Shira Pur May, a columnist and journalist who writes about lifestyle and fashion, wrote an article titled “Miri Regev’s Cannes Dress: Tasteless, Aggressive, and Colonialist” in the left-leaning Haaretz daily.

“The French film festival is celebrating 70 years, but the minister of culture celebrated a different event – the occupation of the city’s east,” Pur May wrote.

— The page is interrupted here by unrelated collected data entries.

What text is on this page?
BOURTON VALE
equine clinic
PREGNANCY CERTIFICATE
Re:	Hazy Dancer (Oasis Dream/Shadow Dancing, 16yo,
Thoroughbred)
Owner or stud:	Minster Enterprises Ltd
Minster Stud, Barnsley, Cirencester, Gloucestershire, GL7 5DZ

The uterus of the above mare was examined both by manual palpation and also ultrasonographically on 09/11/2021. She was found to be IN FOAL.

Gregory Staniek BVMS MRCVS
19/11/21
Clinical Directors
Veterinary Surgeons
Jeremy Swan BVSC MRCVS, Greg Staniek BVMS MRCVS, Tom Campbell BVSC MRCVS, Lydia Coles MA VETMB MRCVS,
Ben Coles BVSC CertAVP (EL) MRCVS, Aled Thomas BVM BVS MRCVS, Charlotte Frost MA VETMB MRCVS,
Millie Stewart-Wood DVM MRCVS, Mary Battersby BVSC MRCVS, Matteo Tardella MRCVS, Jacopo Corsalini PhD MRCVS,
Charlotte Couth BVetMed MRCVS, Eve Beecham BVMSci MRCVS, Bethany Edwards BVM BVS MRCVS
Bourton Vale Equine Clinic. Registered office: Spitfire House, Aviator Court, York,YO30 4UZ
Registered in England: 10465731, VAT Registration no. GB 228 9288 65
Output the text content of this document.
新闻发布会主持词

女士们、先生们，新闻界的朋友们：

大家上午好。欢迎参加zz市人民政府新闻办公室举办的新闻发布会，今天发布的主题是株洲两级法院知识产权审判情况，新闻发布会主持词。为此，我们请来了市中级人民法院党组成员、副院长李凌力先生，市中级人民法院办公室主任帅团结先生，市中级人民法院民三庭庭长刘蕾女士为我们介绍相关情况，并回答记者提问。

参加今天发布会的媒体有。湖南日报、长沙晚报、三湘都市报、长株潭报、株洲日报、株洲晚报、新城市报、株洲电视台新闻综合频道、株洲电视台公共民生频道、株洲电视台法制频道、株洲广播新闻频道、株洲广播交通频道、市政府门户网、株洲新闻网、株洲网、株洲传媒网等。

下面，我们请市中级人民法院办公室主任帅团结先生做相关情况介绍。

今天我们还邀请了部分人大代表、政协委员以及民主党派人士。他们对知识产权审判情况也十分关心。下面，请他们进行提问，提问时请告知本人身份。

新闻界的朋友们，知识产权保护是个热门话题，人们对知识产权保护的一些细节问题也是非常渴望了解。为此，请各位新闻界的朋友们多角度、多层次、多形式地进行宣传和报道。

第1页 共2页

Regev was in Cannes to represent Israel at the event, which had an Israeli pavilion.

Israel annexed the eastern part of Jerusalem, which has the sites holiest to Judaism, after it captured the area from Jordan in 1967. The Old City of Jerusalem, in its eastern part, also contains the Al Aqsa mosque, which was built on the Temple Mount.

Nir Hason, the Jerusalem correspondent of Haaretz, said the image of the Al Aqsa mosque on the dress, which also showed the Western Wall, was disrespectful.

“Such disrespect for the most important, prettiest, most complete and most ancient religious structure in the Middle East,” he wrote. “A tremendous shame.”

But Yair Hass, the founder of the Jerusalem-based Halel, a group that supports Orthodox Jews who opt to pursue less observant lifestyles, disagreed.

“She did [it] out of a great respect for Jerusalem,” wrote Hass, who nonetheless said he found Regev’s dress “distasteful, silly and childish.” But “wearing a dress featuring an image of Jerusalem is no different than wearing a shirt with such an image.”

On social media, users manipulated the image and reposted it with various images superimposed on the Jerusalem one, including the security barrier, which Israel built to keep out terrorists, running along some of Jerusalem’s municipal borders.

The upper part of the dress was sewn from gilded mesh, trimmed with gems, crystals and hammered copper strips in a possible allusion to the song “Jerusalem of Gold.”

The designer was Aviad Arik Herman, a Sweden-based Israeli, who said he had worked on the dress for six months at Regev’s request and with his mother’s help. The minister paid him approximately $2,000 for designing the dress and another $600 in rental costs. The rental costs came from her own pocket, he told Army Radio. Herman did not say whether the remaining $2,000 also came from Regev.